"Kenapa? Lo pernah disakitin ya?" tanya Violet dengan perhatian.

Tanpa aku jawabpun, aku yakin mereka berdua mengerti apa yang kumaksud. Aku tidak mau terlalu dekat dengan Julian. Tipe laki-laki seperti Julian itu biasanya berpikir dia bisa mendapatkan perempuan mana saja yang ia suka. Dan jika aku sampai dekat dan suka pada Julian, pada akhirnya aku yang akan merasa sakit.

"Gue ngerti sekarang kenapa. Emang Julian ganteng, tapi gak menjamin dia bakal setia," ucap Elena sambil menepuk pundakku dengan pelan. "Tenang aja, kita bakal bantu lo jauh-jauh dari cowok kayak dia. Ya gak, Vio?"

"Yoi dong. Itu kan tugas kita sebagai sahabat. Melindungi sahabat kita dari cowok playboy yang kerjaannya cuma mainin hati cewek," balas Violet dengan serius.

Bibirku langsung tertarik ke atas. "Thankyou, guys. You are the best," ucapku sambil mengacungkan jempol.

"Yaudah, kita ke kelas aja. Bentar lagi bel. Lo tau kan pelajaran siapa abis ini," ucap Elena sambil membuka pintu dan membiarkan aku dan Violet keluar terlebih dahulu.

Aku menganggukkan kepalaku. "Si Bu Lani kan? Aduh, gue mau bolos aja deh rasanya," rengekku.

Masalahnya, aku memang malas bertemu dengan guru matematikaku. Dia pasti akan mencari-cari kesalahanku sehingga dia bisa menceramahiku di depan murid-murid lain. Maka dari itu, aku sangat tidak suka padanya dan juga pelajarannya.

"Kalau bisa sih, lo diem aja. Jangan ngapa-ngapain biar dia gak ngocehin lo," saran Violet.

Aku menghembuskan nafasku dengan berat dan menganggukkan kepalaku. Mau bagaimana lagi? Aku harus menghadapi Bu Lani. Lagipula, tidak mungkin aku bolos pelajarannya. Bisa-bisa aku tidak diizinkan masuk ke kelas saat pelajarannya selama satu tahun.

***

Begitu mendengar suara mobil yang masuk ke halaman rumah Tante Lily, aku langsung bangkit dari tempat tidurku dan berlari ke bawah dengan kecepatan cahaya. Aku sudah kangen sekali dengan Papa, Mama, dan Brandon. Sudah hampir satu bulan yang lalu terakhir kali mereka datang ke sini.

"PAPA! MAMA! BRANDON! HALO!" teriakku sambil berlari menghampiri mereka yang baru turun dari mobil.

Mama langsung menerima pelukanku dan tertawa. "Hai, sayang. Kamu makin cantik ya."

"Ah, Mama bisa aja sih. Ngegombalin anaknya sendiri," ucapku sambil melepaskan pelukanku.

Lalu, aku memeluk Papa. "Hai, Pa. Aku kangen," ucapku dengan manja.
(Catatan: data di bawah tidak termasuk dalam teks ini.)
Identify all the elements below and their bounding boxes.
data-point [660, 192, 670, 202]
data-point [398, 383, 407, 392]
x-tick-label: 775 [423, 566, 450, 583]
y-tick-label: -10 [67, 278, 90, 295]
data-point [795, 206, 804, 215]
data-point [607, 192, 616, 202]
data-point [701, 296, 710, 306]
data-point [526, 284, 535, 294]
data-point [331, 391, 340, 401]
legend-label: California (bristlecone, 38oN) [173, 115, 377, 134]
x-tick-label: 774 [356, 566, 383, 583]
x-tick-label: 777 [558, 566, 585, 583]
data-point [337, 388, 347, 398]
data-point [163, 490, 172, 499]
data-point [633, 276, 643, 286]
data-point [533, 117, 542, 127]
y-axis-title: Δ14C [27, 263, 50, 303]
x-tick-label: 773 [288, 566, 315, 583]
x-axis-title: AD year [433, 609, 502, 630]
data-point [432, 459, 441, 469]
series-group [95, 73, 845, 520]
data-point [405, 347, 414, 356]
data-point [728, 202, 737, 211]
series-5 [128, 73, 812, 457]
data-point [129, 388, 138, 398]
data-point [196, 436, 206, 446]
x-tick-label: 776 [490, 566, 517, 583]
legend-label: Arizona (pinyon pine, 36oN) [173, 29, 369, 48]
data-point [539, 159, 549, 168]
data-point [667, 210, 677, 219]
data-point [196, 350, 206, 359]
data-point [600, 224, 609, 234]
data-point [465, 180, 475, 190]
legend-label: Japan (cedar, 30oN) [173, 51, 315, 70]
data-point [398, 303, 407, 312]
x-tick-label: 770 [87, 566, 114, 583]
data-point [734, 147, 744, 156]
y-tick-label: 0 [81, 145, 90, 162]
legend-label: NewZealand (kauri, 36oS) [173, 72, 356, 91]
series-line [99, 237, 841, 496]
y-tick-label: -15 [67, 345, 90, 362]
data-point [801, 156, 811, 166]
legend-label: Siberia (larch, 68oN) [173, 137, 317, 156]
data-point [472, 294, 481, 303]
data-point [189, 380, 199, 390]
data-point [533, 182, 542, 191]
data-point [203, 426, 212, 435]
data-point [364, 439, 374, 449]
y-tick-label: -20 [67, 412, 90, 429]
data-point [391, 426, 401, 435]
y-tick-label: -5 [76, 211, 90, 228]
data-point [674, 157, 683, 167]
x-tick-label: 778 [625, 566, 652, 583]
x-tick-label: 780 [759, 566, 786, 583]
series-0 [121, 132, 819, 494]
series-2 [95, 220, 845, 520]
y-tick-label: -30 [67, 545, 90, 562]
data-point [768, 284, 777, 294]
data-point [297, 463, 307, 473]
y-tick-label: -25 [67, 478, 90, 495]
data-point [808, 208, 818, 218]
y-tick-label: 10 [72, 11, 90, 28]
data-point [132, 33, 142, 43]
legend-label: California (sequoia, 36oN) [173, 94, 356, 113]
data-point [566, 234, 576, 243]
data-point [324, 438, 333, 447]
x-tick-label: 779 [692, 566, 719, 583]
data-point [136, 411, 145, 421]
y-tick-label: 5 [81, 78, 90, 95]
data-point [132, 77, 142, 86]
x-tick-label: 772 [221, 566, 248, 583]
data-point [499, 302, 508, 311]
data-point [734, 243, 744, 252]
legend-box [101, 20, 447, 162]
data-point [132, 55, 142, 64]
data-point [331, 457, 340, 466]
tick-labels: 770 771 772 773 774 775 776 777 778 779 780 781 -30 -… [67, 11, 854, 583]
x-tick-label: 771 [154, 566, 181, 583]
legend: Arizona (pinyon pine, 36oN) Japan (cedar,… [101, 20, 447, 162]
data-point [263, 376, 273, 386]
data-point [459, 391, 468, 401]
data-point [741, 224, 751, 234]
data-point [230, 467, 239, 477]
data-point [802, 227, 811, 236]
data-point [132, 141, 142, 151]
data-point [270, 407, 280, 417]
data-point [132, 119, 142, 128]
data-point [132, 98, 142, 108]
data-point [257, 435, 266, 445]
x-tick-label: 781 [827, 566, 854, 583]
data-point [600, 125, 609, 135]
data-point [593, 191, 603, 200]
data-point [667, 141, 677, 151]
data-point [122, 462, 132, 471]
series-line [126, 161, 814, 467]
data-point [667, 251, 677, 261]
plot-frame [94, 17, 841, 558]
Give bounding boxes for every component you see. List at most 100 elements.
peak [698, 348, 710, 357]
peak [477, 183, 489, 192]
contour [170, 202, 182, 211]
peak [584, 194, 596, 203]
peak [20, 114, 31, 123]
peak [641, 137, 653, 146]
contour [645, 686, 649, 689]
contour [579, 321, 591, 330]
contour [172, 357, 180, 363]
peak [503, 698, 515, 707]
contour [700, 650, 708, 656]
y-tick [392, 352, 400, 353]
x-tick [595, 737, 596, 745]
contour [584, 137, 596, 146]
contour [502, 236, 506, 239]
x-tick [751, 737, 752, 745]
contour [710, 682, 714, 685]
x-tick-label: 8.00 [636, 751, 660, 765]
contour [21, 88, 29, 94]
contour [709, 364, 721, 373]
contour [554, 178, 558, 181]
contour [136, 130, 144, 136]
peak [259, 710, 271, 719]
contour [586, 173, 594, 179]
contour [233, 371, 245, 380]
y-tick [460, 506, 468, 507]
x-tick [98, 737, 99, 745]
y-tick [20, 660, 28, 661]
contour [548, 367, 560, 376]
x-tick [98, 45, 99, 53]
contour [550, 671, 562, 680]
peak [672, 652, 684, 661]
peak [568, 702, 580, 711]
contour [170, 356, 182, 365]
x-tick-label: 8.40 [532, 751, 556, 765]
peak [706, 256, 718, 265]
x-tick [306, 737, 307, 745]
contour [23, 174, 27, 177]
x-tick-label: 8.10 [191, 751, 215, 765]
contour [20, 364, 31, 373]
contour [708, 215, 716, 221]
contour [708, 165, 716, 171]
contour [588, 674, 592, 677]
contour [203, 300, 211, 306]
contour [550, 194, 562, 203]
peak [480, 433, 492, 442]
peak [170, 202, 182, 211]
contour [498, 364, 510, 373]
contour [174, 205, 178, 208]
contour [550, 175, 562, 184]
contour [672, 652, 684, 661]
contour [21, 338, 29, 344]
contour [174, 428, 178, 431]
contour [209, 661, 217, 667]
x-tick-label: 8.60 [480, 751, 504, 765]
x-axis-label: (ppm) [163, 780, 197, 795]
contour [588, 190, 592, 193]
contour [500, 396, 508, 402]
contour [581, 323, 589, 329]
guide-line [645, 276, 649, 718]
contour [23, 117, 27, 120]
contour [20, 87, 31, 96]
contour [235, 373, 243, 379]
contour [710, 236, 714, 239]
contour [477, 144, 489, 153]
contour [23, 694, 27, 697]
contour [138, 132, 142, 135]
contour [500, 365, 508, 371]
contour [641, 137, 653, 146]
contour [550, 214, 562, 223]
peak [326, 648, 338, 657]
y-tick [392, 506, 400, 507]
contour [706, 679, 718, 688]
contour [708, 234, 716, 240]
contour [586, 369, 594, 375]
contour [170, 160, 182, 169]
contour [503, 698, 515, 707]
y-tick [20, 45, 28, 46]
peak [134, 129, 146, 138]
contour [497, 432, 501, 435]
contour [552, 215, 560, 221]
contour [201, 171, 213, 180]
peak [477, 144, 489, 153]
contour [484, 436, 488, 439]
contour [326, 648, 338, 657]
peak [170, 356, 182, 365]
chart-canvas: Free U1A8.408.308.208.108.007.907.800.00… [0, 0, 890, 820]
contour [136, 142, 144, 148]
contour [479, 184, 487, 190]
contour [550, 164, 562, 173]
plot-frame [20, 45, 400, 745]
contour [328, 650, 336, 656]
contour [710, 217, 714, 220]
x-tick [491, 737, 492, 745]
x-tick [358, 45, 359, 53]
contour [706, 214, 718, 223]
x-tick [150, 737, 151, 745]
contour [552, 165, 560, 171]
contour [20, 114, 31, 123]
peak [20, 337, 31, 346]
Papa mengelus rambutku dengan lembut dan berkata, "tapi, Papa gak kangen tuh."

Aku mengerucutkan bibirku dengan sebal. "Jahat banget sih, Pa. Setidaknya boong dikit juga gak papa kali."

"Idih, Kak, lo ngarep banget dikangenin sama Papa," ucap Brandon sambil memutar kedua bola matanya.

"Brandon!!" teriakku dengan heboh sambil mencubit kedua pipinya yang tembem.

Ia refleks mengaduh kesakitan. "Kak! Buset dah ini pipi loh. Kira-kira dikit!"

"Gak papa dong sekali-sekali. Gue kangen tau cubitin pipi lo. Pipinya Ryder gak seempuk punya lo soalnya," ucapku sambil memberikan cengiran.

"Gila itu kakak lo. Pipi gue jadi korban tiap hari dicubitin dia," lapor Ryder dengan sebal.

Brandon tertawa. "Kasian deh lo. Pasti menderita jadi korban dia tiap hari."

"Tapi, kok kayaknya kamu kurusan sih?" tanya Papa sambil memperhatikanku dari atas sampai bawah.

"Iya tuh, dia katanya mau diet. Jadi, tiap makan itu dikit banget," sahut Tante Lily yang baru keluar dari dalam rumah.